Feb. 28 Premarket Briefing: 10 Things You Should Know

Updated from 6:45 a.m. EST

Here are 10 things you should know for Friday, Feb. 28:   

1.-- U.S. stock futures were suggesting Wall Street would open lower Friday ahead of economic growth data and a sentiment survey.

European stocks were flat to lower ans investors remained cautious amid the political turmoil in Ukraine.

Asian shares finished the session mostly with gains. but Japan's Nikkei 225 index bucked the trend and declined 0.6%. 

2.-- The economic calendar in the U.S. on Friday includes the second estimate of fourth-quarter GDP at 8:30 a.m. EST, Chicago PMI for February at 9:45 a.m., the final University of Michigan Sentiment Index for February at 9:55 a.m. and pending home sales for January at 10 a.m.

3.-- U.S. stocks on Thursday rose after Federal Reserve Chairwoman Janet Yellen reiterated that Fed policy would remain accommodative even as the central bank wound back stimulus.

The Dow Jones Industrial Average rose 0.46% to close at 16,272.71 while the S&P 500 rose 0.50% to close at a record high of 1,854.30. The Nasdaq gained 0.63% to finish at 4,318.93.

4.-- The Mt. Gox bitcoin exchange in Tokyo filed for bankruptcy protection, acknowledging that a significant amount of the virtual currency had gone missing.

The exchange's CEO Mark Karpeles appeared before Japanese TV news cameras Friday, bowing deeply for several minutes.

He said a weakness in the exchange's systems was behind the massive loss of the virtual currency.

Kyodo News said debts at Mt. Gox totaled more than 6.5 billion yen ($65 million), surpassing its assets.

5.-- Apple's (AAPL) annual shareholder meeting is Friday at 12 p.m.

On the agenda, are the standard board approval measures plus proposals from Apple's board to remove the board's "blank check" authority to issue preferred stock, and changes to the way board members would be elected in the future, reported the Mac Observer.

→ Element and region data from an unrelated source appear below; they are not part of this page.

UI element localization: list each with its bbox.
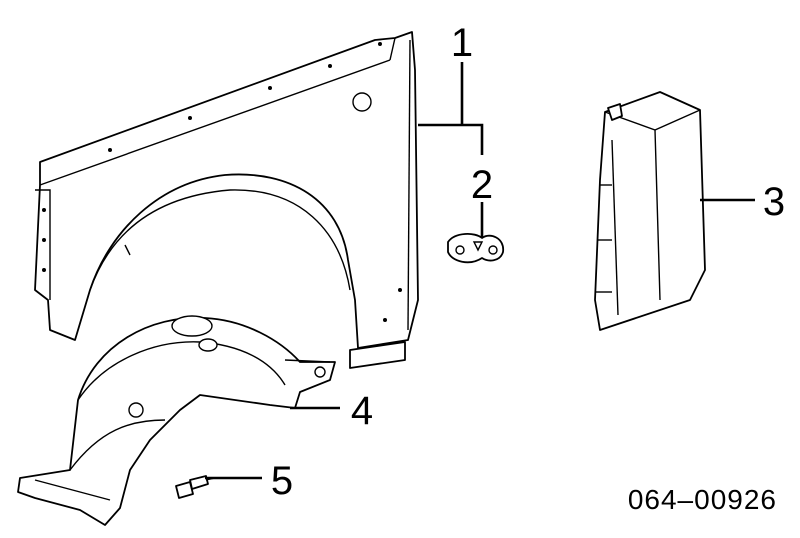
callout-2: 2 xyxy=(471,163,493,207)
trim-panel-part xyxy=(594,91,706,331)
fender-part xyxy=(34,31,419,369)
wheel-liner-part xyxy=(17,315,336,526)
callout-5: 5 xyxy=(271,459,293,503)
callout-4: 4 xyxy=(351,389,373,433)
leader-lines xyxy=(205,62,755,480)
bracket-part xyxy=(447,233,504,264)
callout-3: 3 xyxy=(763,180,785,224)
fastener-part xyxy=(175,475,216,499)
diagram-code: 064–00926 xyxy=(628,484,777,515)
leader-1-branch xyxy=(418,123,484,155)
callout-1: 1 xyxy=(451,21,473,65)
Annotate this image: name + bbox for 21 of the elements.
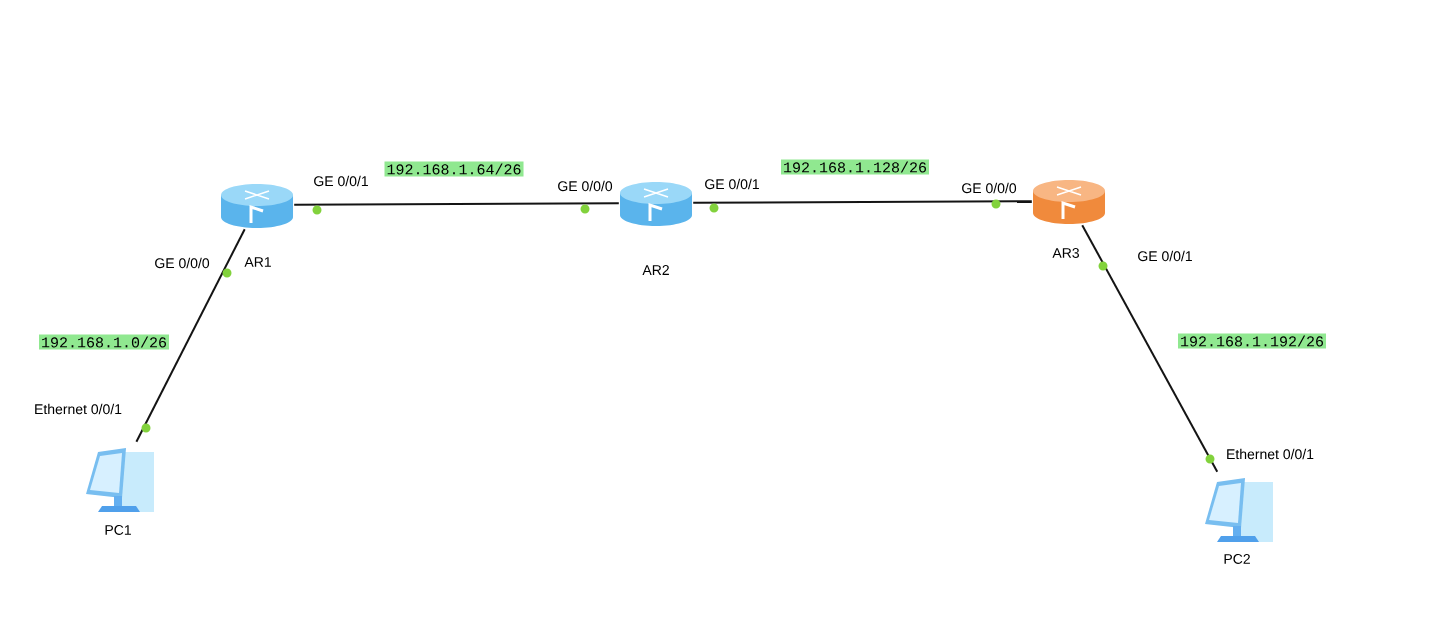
port-label: GE 0/0/1 xyxy=(705,178,759,190)
port-label: GE 0/0/1 xyxy=(1138,250,1192,262)
link-line xyxy=(1081,224,1219,473)
port-label: GE 0/0/0 xyxy=(155,257,210,269)
subnet-label: 192.168.1.64/26 xyxy=(384,161,524,177)
computer-label: PC1 xyxy=(105,525,131,535)
router-label: AR3 xyxy=(1052,248,1079,258)
computer-icon xyxy=(86,448,154,512)
computer-icon xyxy=(1205,478,1273,542)
router-label: AR2 xyxy=(642,265,669,275)
subnet-label: 192.168.1.192/26 xyxy=(1178,333,1326,349)
router-icon xyxy=(221,184,293,228)
link-line xyxy=(692,200,1033,204)
computer-label: PC2 xyxy=(1224,554,1250,564)
router-icon xyxy=(1033,180,1105,224)
router-label: AR1 xyxy=(244,257,271,267)
link-line xyxy=(135,228,246,443)
link-line xyxy=(293,202,620,206)
subnet-label: 192.168.1.0/26 xyxy=(39,334,170,350)
router-icon xyxy=(620,182,692,226)
subnet-label: 192.168.1.128/26 xyxy=(781,159,929,175)
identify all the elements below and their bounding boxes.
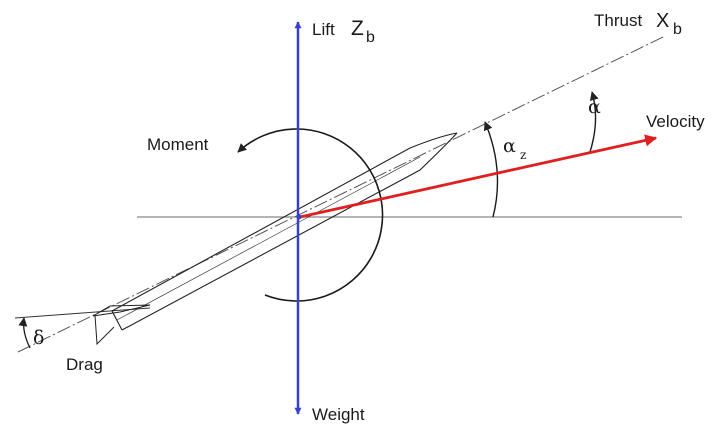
- alpha-z-subscript: z: [520, 148, 526, 162]
- drag-label: Drag: [66, 355, 103, 374]
- thrust-axis-label: X: [656, 10, 669, 32]
- body-axis-line: [17, 35, 666, 353]
- alpha-z-label: α: [503, 135, 516, 157]
- velocity-vector: [299, 134, 658, 219]
- velocity-label: Velocity: [646, 112, 705, 131]
- thrust-label: Thrust: [594, 11, 642, 30]
- lift-axis-subscript: b: [366, 29, 375, 46]
- alpha-arc: [589, 91, 599, 153]
- center-of-mass-point: [296, 214, 302, 220]
- delta-label: δ: [33, 327, 44, 349]
- rocket-body: [111, 132, 458, 331]
- thrust-axis-subscript: b: [673, 21, 682, 38]
- fin-reference-line: [14, 307, 151, 319]
- alpha-label: α: [588, 96, 601, 118]
- moment-label: Moment: [147, 135, 209, 154]
- lift-label: Lift: [312, 20, 335, 39]
- delta-arc: [18, 317, 31, 349]
- alpha-z-arc: [483, 121, 499, 218]
- weight-label: Weight: [312, 405, 365, 424]
- tail-fin: [92, 304, 151, 346]
- lift-axis-label: Z: [351, 17, 364, 40]
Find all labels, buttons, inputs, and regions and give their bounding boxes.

There are four shareholder proposals up for consideration, including a Carl Icahn-proposed measure from which Icahn has since withdrawn his support, according to Mac Observer.

Forbes reported it wouldn't be surprising if Peter Oppenheimer announced his retirement at the meeting since he has been chief financial officer since June 2004. 

The stock fell 0.1% in premarket trading.